Bisher größter Erfolg

Panama hat sich bisher nicht als große Fußball-Nation hervorgetan. Die USA und Mexiko spielten in Nord- und Mittelamerika immer die große Rolle. Trotzdem gelang dem Staat mit dem bekannten Kanal zwischen dem Atlantik und Pazifik nun erstmals die Quali. Dabei scheinen die Voraussetzungen auch im Vergleich mit Ländern wir Österreich nicht so gut.

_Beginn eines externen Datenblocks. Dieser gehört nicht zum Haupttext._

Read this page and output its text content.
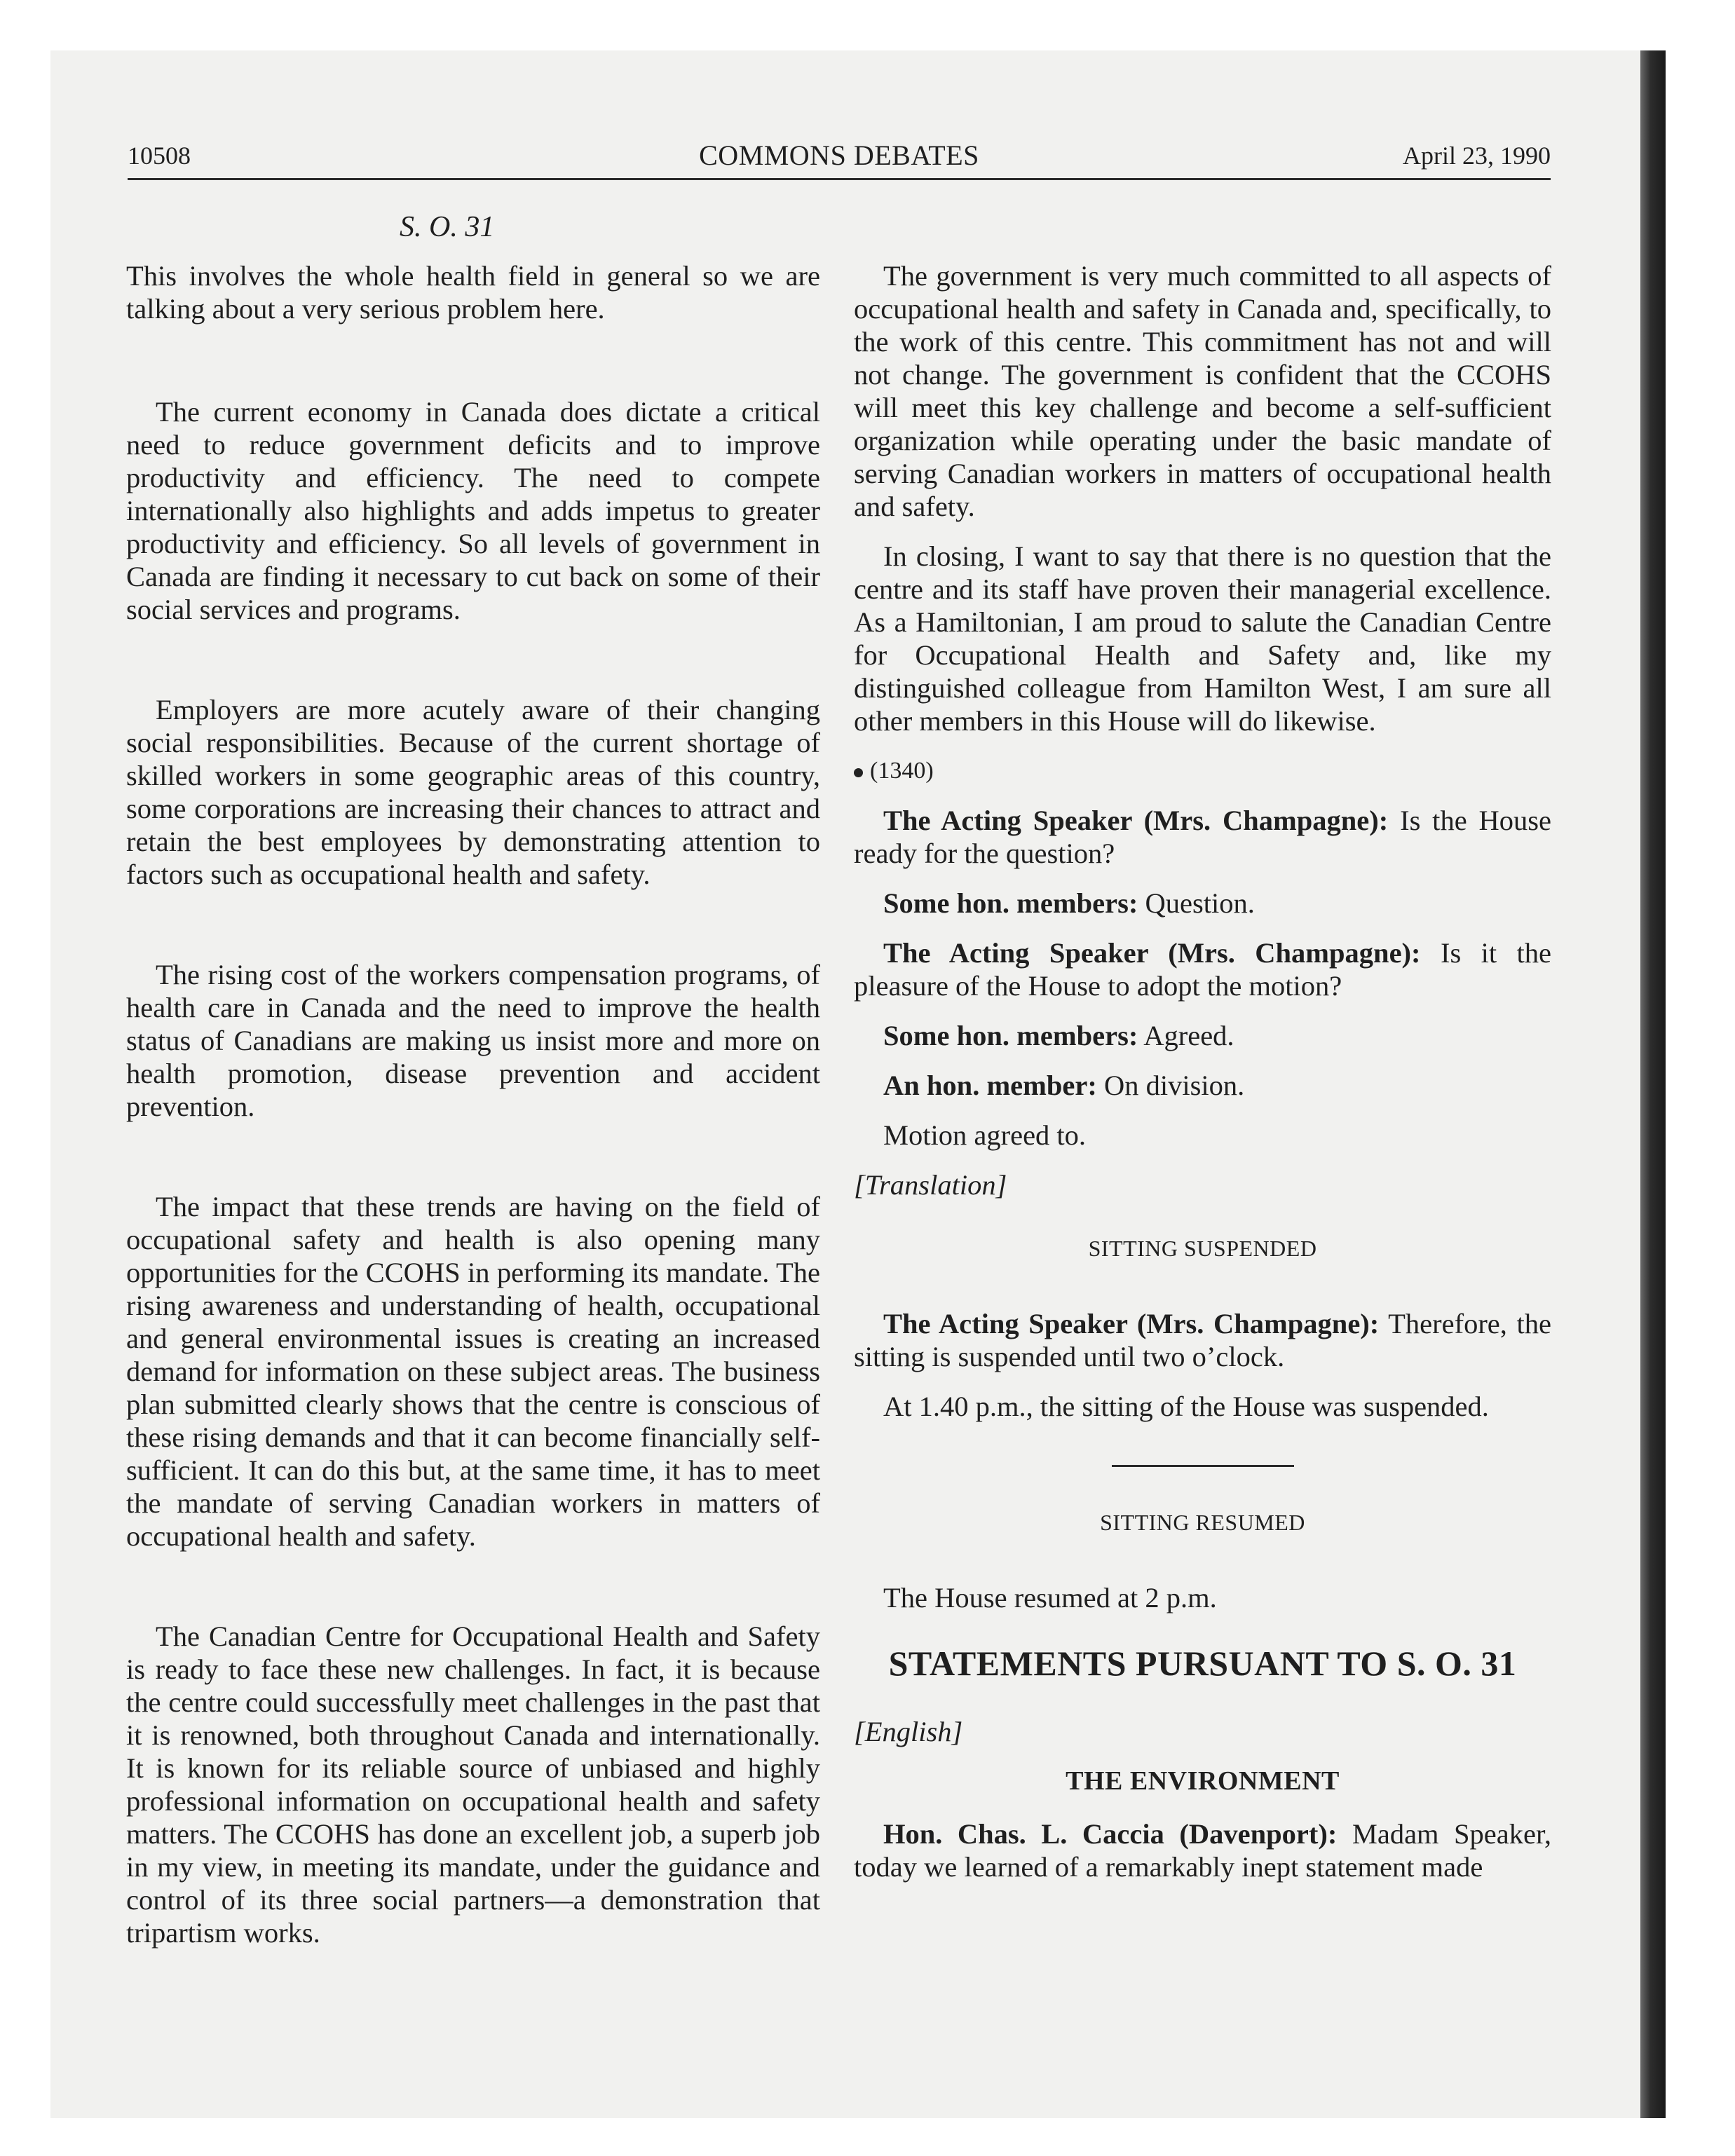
10508	COMMONS DEBATES	April 23, 1990
S. O. 31

This involves the whole health field in general so we are talking about a very serious problem here.

The current economy in Canada does dictate a critical need to reduce government deficits and to improve productivity and efficiency. The need to compete internationally also highlights and adds impetus to greater productivity and efficiency. So all levels of government in Canada are finding it necessary to cut back on some of their social services and programs.

Employers are more acutely aware of their changing social responsibilities. Because of the current shortage of skilled workers in some geographic areas of this country, some corporations are increasing their chances to attract and retain the best employees by demonstrating attention to factors such as occupational health and safety.

The rising cost of the workers compensation programs, of health care in Canada and the need to improve the health status of Canadians are making us insist more and more on health promotion, disease prevention and accident prevention.

The impact that these trends are having on the field of occupational safety and health is also opening many opportunities for the CCOHS in performing its mandate. The rising awareness and understanding of health, occupational and general environmental issues is creating an increased demand for information on these subject areas. The business plan submitted clearly shows that the centre is conscious of these rising demands and that it can become financially self-sufficient. It can do this but, at the same time, it has to meet the mandate of serving Canadian workers in matters of occupational health and safety.

The Canadian Centre for Occupational Health and Safety is ready to face these new challenges. In fact, it is because the centre could successfully meet challenges in the past that it is renowned, both throughout Canada and internationally. It is known for its reliable source of unbiased and highly professional information on occupational health and safety matters. The CCOHS has done an excellent job, a superb job in my view, in meeting its mandate, under the guidance and control of its three social partners—a demonstration that tripartism works.

The government is very much committed to all aspects of occupational health and safety in Canada and, specifically, to the work of this centre. This commitment has not and will not change. The government is confident that the CCOHS will meet this key challenge and become a self-sufficient organization while operating under the basic mandate of serving Canadian workers in matters of occupational health and safety.

In closing, I want to say that there is no question that the centre and its staff have proven their managerial excellence. As a Hamiltonian, I am proud to salute the Canadian Centre for Occupational Health and Safety and, like my distinguished colleague from Hamilton West, I am sure all other members in this House will do likewise.

(1340)

The Acting Speaker (Mrs. Champagne): Is the House ready for the question?

Some hon. members: Question.

The Acting Speaker (Mrs. Champagne): Is it the pleasure of the House to adopt the motion?

Some hon. members: Agreed.

An hon. member: On division.

Motion agreed to.

[Translation]

SITTING SUSPENDED

The Acting Speaker (Mrs. Champagne): Therefore, the sitting is suspended until two o’clock.

At 1.40 p.m., the sitting of the House was suspended.

SITTING RESUMED

The House resumed at 2 p.m.

STATEMENTS PURSUANT TO S. O. 31

[English]

THE ENVIRONMENT

Hon. Chas. L. Caccia (Davenport): Madam Speaker, today we learned of a remarkably inept statement made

Panama hat nur 3,9 Millionen Einwohner, ist mit einer Fläche von 75.517 Quadratkilometern kleiner als die Alpenrepublik. Bei der Bevölkerung ist Baseball beliebter als Fußball. Vor der historischen ersten WM-Quali waren die Teilnahme am Copa America Centenario 2016 und am CONCACAF-Gold-Cup die größten Erfolge.

Geringer Marktwert

Auch im Kader sucht man große Namen vergeblich. Torjäger Roberto Nurse hat mit 800.000 Euro den höchsten Marktwert, der Gesamtwert des Teams beläuft sich auf 8 Millionen Euro. Zum Vergleich: Österreichs Bayern-Star David Alaba ist alleine 38 Millionen Euro wert. Gesamter Kader: 113,38 Millionen Euro (ohne David Alaba im letzten WM-Quali-Match gegen Moldawien: 75,3 Millionen Euro).

Teamchef mit Erfahrung

Panamas Teamchef ist Hernan Gomez. Als Spieler blieb ihm eine große internationale Karriere versagt. Als Trainer-Assistent holte der gebürtige Kolumbianer mit Atletico Nacional die Copa Libertadores 1989. Auch für Kolumbiens Nationalteam war er zunächst als Assisten tätig und jubelte über Platz drei bei der Copa America 1987 und die WM-Teilnahme 1990 (Aus im Achtelfinale, 1:2 nach Verlängerung gegen Kamerun), sowie 1994 (Vorrunden-Aus). Gomez übernahm das Nationalteam von Ecuador (1999 bis 2004) und Guatemala (2006 bis 2008). Nach einem kurzen Gastspiel als Kolumbien-Teamchef 2010 heuerte der 62-Jährige bei Panama an.

Richtige Einstellung

Und da leistete der Coach starke Aufbauarbeit. Die WM-Quali für Brasilien 2014 wurde nur knapp verpasst. "Da hat uns ein wenig das Glück gefehlt", meint Stürmer Luis Tejada. "Diesmal ist uns der letzte Schritt gelungen. Der Schlüssel zum Erfolg? "Wir sind eine kleine, bescheidene Mannschaft. Wir lernen ständig weiter, korrigieren unsere Fehler, sind fleißig."